The AA cluster is provided with a set of zero or more values (strings) associated with each node to be considered for clustering. These values are generated by the rules provided to LSEdit when AA is invoked, and can be viewed as constructed in the input file submitted to AA. Each line of this input file has the format <node id> <value>*.
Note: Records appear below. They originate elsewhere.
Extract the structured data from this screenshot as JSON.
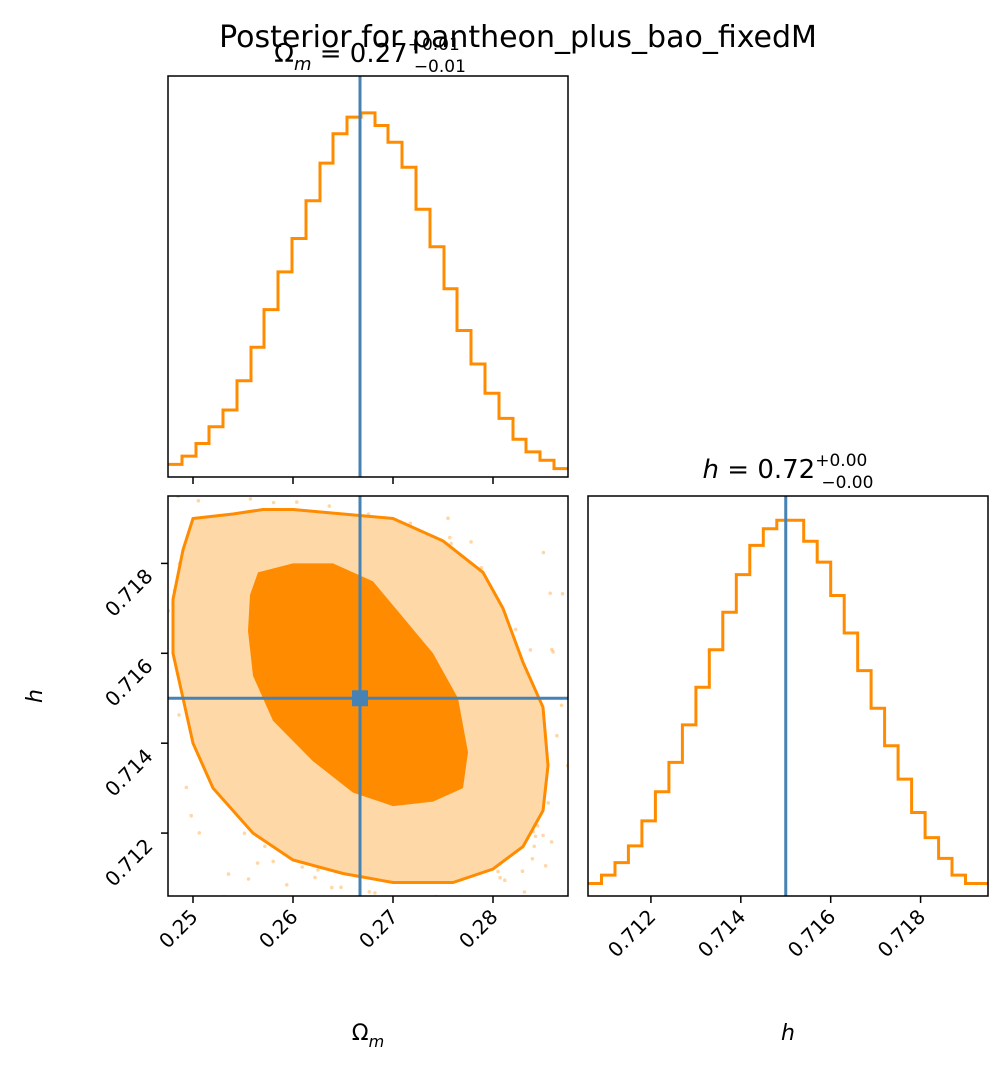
{
  "figure": {
    "suptitle": "Posterior for pantheon_plus_bao_fixedM"
  },
  "colors": {
    "posterior": "#ff8c00",
    "contour_outer_fill": "#ffd8a8",
    "truth": "#4682b4",
    "frame": "#000000"
  },
  "chart_data": [
    {
      "type": "histogram",
      "panel": "Omega_m marginal",
      "title_param": "Ω",
      "title_sub": "m",
      "title_value": " = 0.27",
      "title_plus": "+0.01",
      "title_minus": "−0.01",
      "xlim": [
        0.2475,
        0.2875
      ],
      "bins": [
        0.2475,
        0.2489,
        0.2503,
        0.2516,
        0.253,
        0.2544,
        0.2558,
        0.2571,
        0.2585,
        0.2599,
        0.2613,
        0.2627,
        0.264,
        0.2654,
        0.2668,
        0.2682,
        0.2695,
        0.2709,
        0.2723,
        0.2737,
        0.2751,
        0.2764,
        0.2778,
        0.2792,
        0.2806,
        0.282,
        0.2833,
        0.2847,
        0.2861,
        0.2875
      ],
      "relative_density": [
        0.03,
        0.05,
        0.08,
        0.12,
        0.16,
        0.23,
        0.31,
        0.4,
        0.49,
        0.57,
        0.66,
        0.75,
        0.82,
        0.86,
        0.87,
        0.84,
        0.8,
        0.74,
        0.64,
        0.55,
        0.45,
        0.35,
        0.27,
        0.2,
        0.14,
        0.09,
        0.06,
        0.04,
        0.02
      ],
      "truth": 0.2667
    },
    {
      "type": "contour",
      "panel": "Omega_m vs h joint",
      "xlabel": "Ω",
      "xlabel_sub": "m",
      "ylabel": "h",
      "xlim": [
        0.2475,
        0.2875
      ],
      "ylim": [
        0.7106,
        0.7195
      ],
      "xticks": [
        "0.25",
        "0.26",
        "0.27",
        "0.28"
      ],
      "yticks": [
        "0.712",
        "0.714",
        "0.716",
        "0.718"
      ],
      "xtick_values": [
        0.25,
        0.26,
        0.27,
        0.28
      ],
      "ytick_values": [
        0.712,
        0.714,
        0.716,
        0.718
      ],
      "contour_levels": [
        {
          "name": "outer",
          "points": [
            [
              0.25,
              0.719
            ],
            [
              0.254,
              0.7191
            ],
            [
              0.257,
              0.7192
            ],
            [
              0.26,
              0.7192
            ],
            [
              0.265,
              0.7191
            ],
            [
              0.27,
              0.719
            ],
            [
              0.275,
              0.7185
            ],
            [
              0.279,
              0.7178
            ],
            [
              0.281,
              0.717
            ],
            [
              0.283,
              0.7158
            ],
            [
              0.285,
              0.7148
            ],
            [
              0.2855,
              0.7135
            ],
            [
              0.285,
              0.7125
            ],
            [
              0.283,
              0.7117
            ],
            [
              0.28,
              0.7112
            ],
            [
              0.276,
              0.7109
            ],
            [
              0.27,
              0.7109
            ],
            [
              0.265,
              0.7111
            ],
            [
              0.26,
              0.7114
            ],
            [
              0.256,
              0.712
            ],
            [
              0.252,
              0.713
            ],
            [
              0.25,
              0.714
            ],
            [
              0.249,
              0.715
            ],
            [
              0.248,
              0.716
            ],
            [
              0.248,
              0.7172
            ],
            [
              0.249,
              0.7183
            ]
          ]
        },
        {
          "name": "inner",
          "points": [
            [
              0.2565,
              0.7178
            ],
            [
              0.26,
              0.718
            ],
            [
              0.264,
              0.718
            ],
            [
              0.268,
              0.7176
            ],
            [
              0.271,
              0.7168
            ],
            [
              0.274,
              0.716
            ],
            [
              0.2765,
              0.715
            ],
            [
              0.2775,
              0.7138
            ],
            [
              0.277,
              0.713
            ],
            [
              0.274,
              0.7127
            ],
            [
              0.27,
              0.7126
            ],
            [
              0.266,
              0.7129
            ],
            [
              0.262,
              0.7136
            ],
            [
              0.258,
              0.7145
            ],
            [
              0.256,
              0.7155
            ],
            [
              0.2555,
              0.7165
            ],
            [
              0.2557,
              0.7173
            ]
          ]
        }
      ],
      "truth": [
        0.2667,
        0.715
      ]
    },
    {
      "type": "histogram",
      "panel": "h marginal",
      "title_param": "h",
      "title_value": " = 0.72",
      "title_plus": "+0.00",
      "title_minus": "−0.00",
      "xlabel": "h",
      "xlim": [
        0.7106,
        0.7195
      ],
      "xticks": [
        "0.712",
        "0.714",
        "0.716",
        "0.718"
      ],
      "xtick_values": [
        0.712,
        0.714,
        0.716,
        0.718
      ],
      "bins": [
        0.7106,
        0.7109,
        0.7112,
        0.7115,
        0.7118,
        0.7121,
        0.7124,
        0.7127,
        0.713,
        0.7133,
        0.7136,
        0.7139,
        0.7142,
        0.7145,
        0.7148,
        0.7151,
        0.7154,
        0.7157,
        0.716,
        0.7163,
        0.7166,
        0.7169,
        0.7172,
        0.7175,
        0.7178,
        0.7181,
        0.7184,
        0.7187,
        0.719,
        0.7195
      ],
      "relative_density": [
        0.03,
        0.05,
        0.08,
        0.12,
        0.18,
        0.25,
        0.32,
        0.41,
        0.5,
        0.59,
        0.68,
        0.77,
        0.84,
        0.88,
        0.9,
        0.9,
        0.85,
        0.8,
        0.72,
        0.63,
        0.54,
        0.45,
        0.36,
        0.28,
        0.2,
        0.14,
        0.09,
        0.05,
        0.03
      ],
      "truth": 0.715
    }
  ]
}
Clustering of the different nodes identified by id, is achieved by grouping nodes whose similarity metric when applied to the collection of values associated with a node is high.

Similarity Metrics

Similarity metrics award nodes having more similarity in the values associated with these nodes a higher metric. Nodes are more likely to be clustered together if they share a high similarity metric. In all cases division by 0 produces a similarity metric of 0.

Jaccard

For two sets A and B this metric is |A&B|/(|A&B| + |A&~B| + |B&~A|). That is the number of items in common divided by the items in common plus the items in A not in B, plus the items in B not in A.

SimpleMatching

For two sets A and B this metric is (|A&B| + |~A&~B|)/(|A&B| + |~A&~B| + |A&~B| + |B&~A|). That is the number of items in common plus those items in neither, divided by the items in common plus those items in neither plus the items in A not in B, plus the items in B not in A.

Sorensen-Dice

For two sets A and B this metric is 2*|A&B|/(2*|A&B| + |A&~B| + |B&~A|). That is twice the number of items in common divided by twice the items in common plus the items in A not in B, plus the items in B not in A.

Algorithms

All algorithms compute similarity directly from the above similarity metric when both items being compared are leaf nodes. They differ only in how a similarity metric is computed when one or both of the items being compared are themselves binary trees representing clusters of two or more nodes. Without loss of generality assume the first item is in this case not a leaf node, reversing when necessary the two items being compared if it is.

SingleLinkage

The similarity is the minimum of the two children of the first item when compared to the second.

CompleteLinkage

The similarity is the maximum of the two children of the first item when compared to the second.

WAvg

The similarity is the the average of the similarities of the two children of the first item when compared to the second. If the first item compared is F1 and the second F2, let C1 be the first child of F1, and C2 the other child of F1. Then the similarity is (similarity(C1,F2) + similarity(C2,F2))/2.

UAvg

Let L = number of leaf nodes under the first child (C1) of F1, and R = the number of leaf nodes under second child (C2) of F1. Set L to 1 if zero and likewise R. The resulting similarity is (L*similarity(C1, F2)+R*similarity(C2,F2))/(L + R).